Одесский поэт и эссеист Борис Херсонский издал книгу «Открытый дневник». Это его дневник 2014 года. В «Поверх барьеров» Херсонский читает отрывки из книги и комментирует их.
3 мая 2014 г.
«Вчера в Одессе произошла катастрофа, унесшая много жизней. Наверное, через несколько часов мы узнаем это число точно. Сейчас, ориентировочно — 44. Половина киевской "небесной сотни" в одночасье. Мы с Людой потрясены и выражаем самое искреннее соболезнование всем, кто потерял во вчерашнем побоище-пожарище своих близких. По обе стороны баррикад — никому, кажется, не нужных, но скорее всего — кому-то нужных и даже необходимых.
Мои глубочайшие соболезнования моему городу, который навсегда утратил репутацию толерантного, с хитрецой, но без агрессии, порта, где договориться могут все со всеми ценою денег, но не крови.

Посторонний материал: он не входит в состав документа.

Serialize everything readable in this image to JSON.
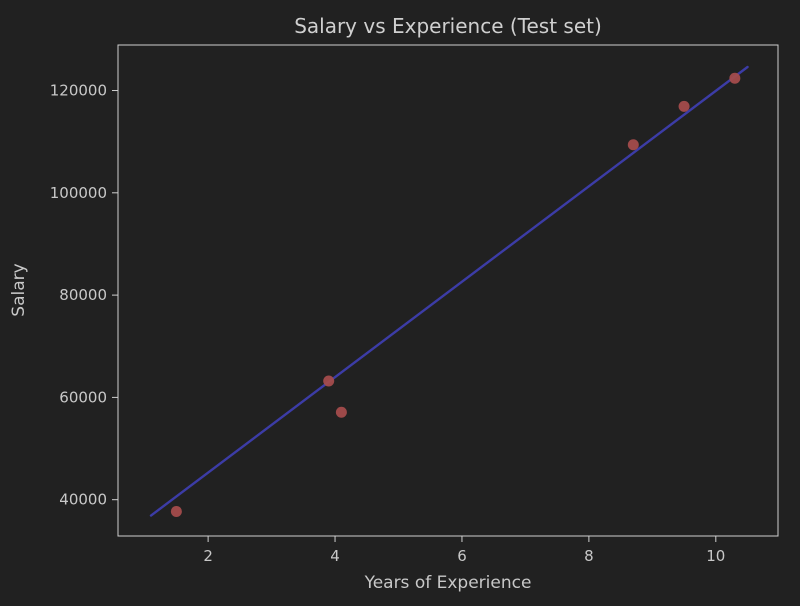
{
  "chart_data": {
    "type": "scatter",
    "title": "Salary vs Experience (Test set)",
    "xlabel": "Years of Experience",
    "ylabel": "Salary",
    "xlim": [
      0.58,
      10.98
    ],
    "ylim": [
      32900,
      128900
    ],
    "xticks": [
      2,
      4,
      6,
      8,
      10
    ],
    "yticks": [
      40000,
      60000,
      80000,
      100000,
      120000
    ],
    "grid": false,
    "background_color": "#212121",
    "text_color": "#cfcfcf",
    "scatter_color": "#a44c4c",
    "line_color": "#3c3ca6",
    "series": [
      {
        "type": "scatter",
        "x": [
          1.5,
          3.9,
          4.1,
          8.7,
          9.5,
          10.3
        ],
        "y": [
          37700,
          63200,
          57100,
          109400,
          116900,
          122400
        ]
      },
      {
        "type": "line",
        "x": [
          1.1,
          10.5
        ],
        "y": [
          36900,
          124600
        ]
      }
    ]
  }
}
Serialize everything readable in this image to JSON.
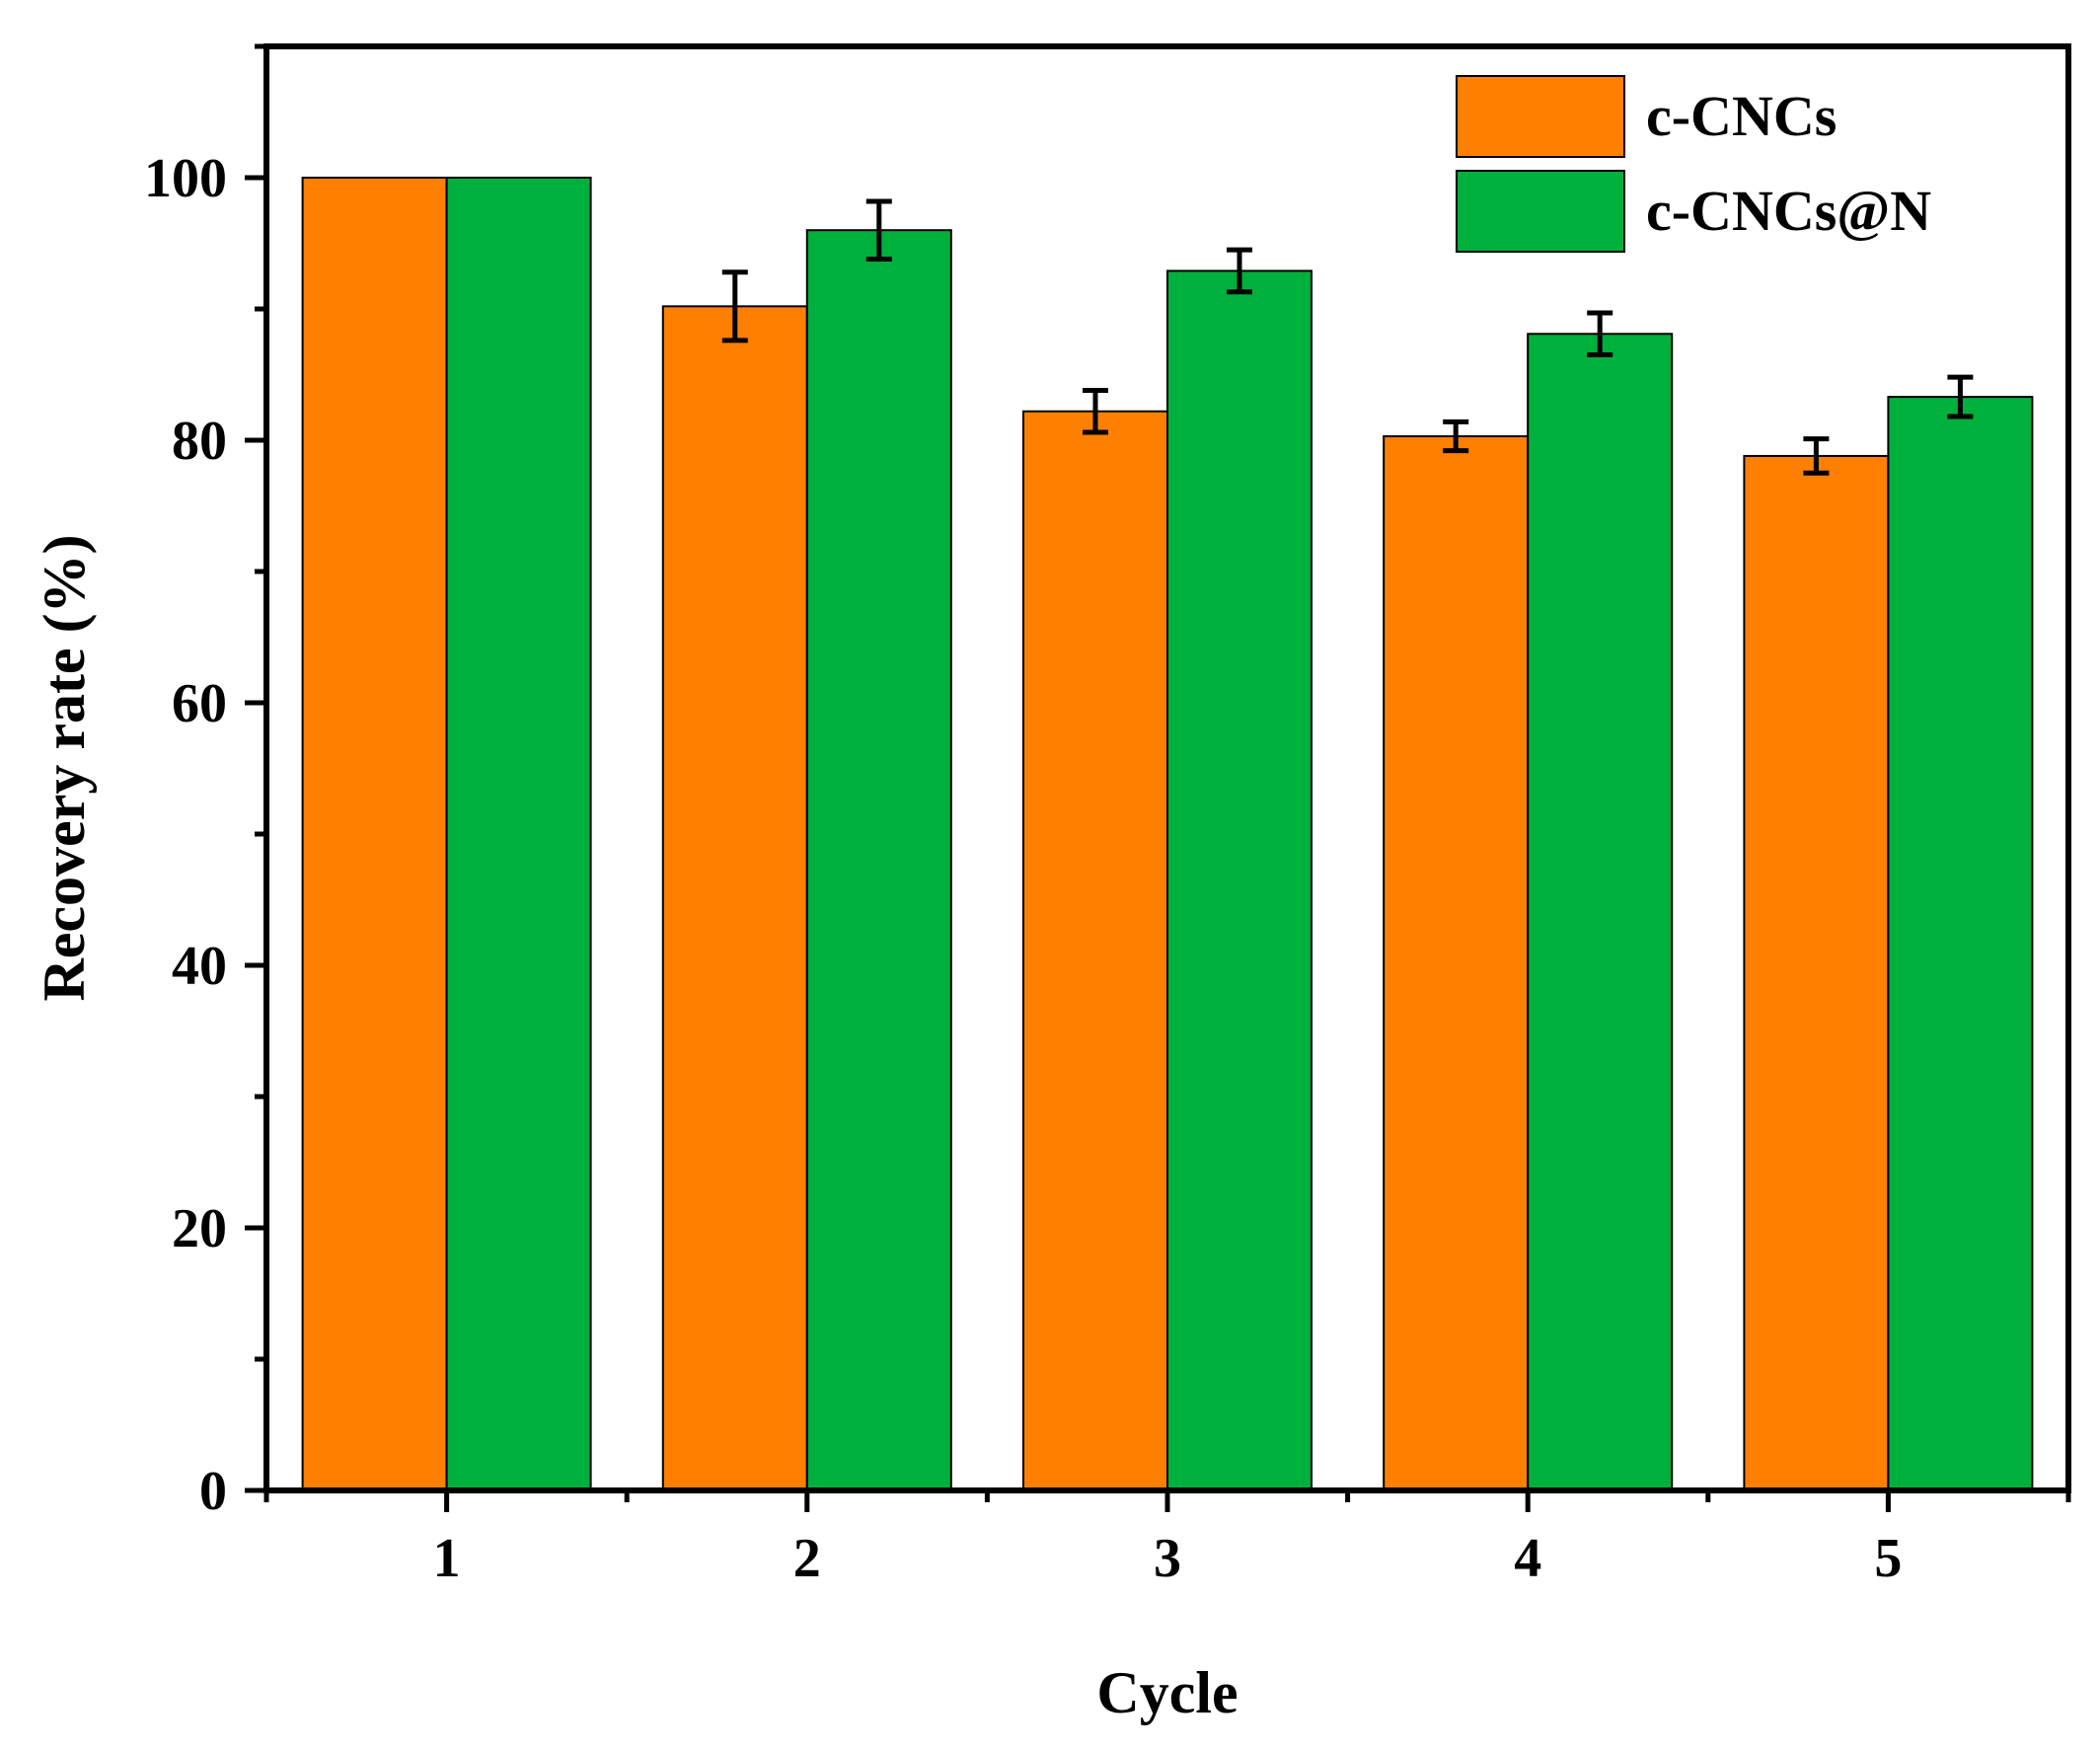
{
  "chart_data": {
    "type": "bar",
    "categories": [
      "1",
      "2",
      "3",
      "4",
      "5"
    ],
    "series": [
      {
        "name": "c-CNCs",
        "color": "#ff8000",
        "values": [
          100,
          90.2,
          82.2,
          80.3,
          78.8
        ],
        "errors": [
          0,
          2.6,
          1.6,
          1.1,
          1.3
        ]
      },
      {
        "name": "c-CNCs@N",
        "color": "#00b03c",
        "values": [
          100,
          96.0,
          92.9,
          88.1,
          83.3
        ],
        "errors": [
          0,
          2.2,
          1.6,
          1.6,
          1.5
        ]
      }
    ],
    "xlabel": "Cycle",
    "ylabel": "Recovery rate (%)",
    "ylim": [
      0,
      110
    ],
    "yticks": [
      0,
      20,
      40,
      60,
      80,
      100
    ],
    "yticks_text": [
      "0",
      "20",
      "40",
      "60",
      "80",
      "100"
    ],
    "legend_position": "top-right",
    "grid": false
  }
}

Спасибо, Господи, что взял деньгами — шутят здесь, столкнувшись с материальными потерями. Но Господу не нужны ни деньги, ни человеческая кровь. Идолы, темные языческие боги любят, когда их губы мажут человеческой кровью и бросают золото в жертвенный огонь.
Одесса потеряла граждан. И приобрела героев-мучеников. Плоха и эта потеря, и это приобретение».
13 мая 2014 г.
Я ей говорю — собирай чемодан, документы — в отдельный пакет.
Чемодан — вокзал — дальше — хер знает куда.
А она — с яблонь уже осыпался цвет,
а клематис цветет, и в море прозрачна вода.
Я говорю — ночью опять стреляли, ближе к нам, чем вчера.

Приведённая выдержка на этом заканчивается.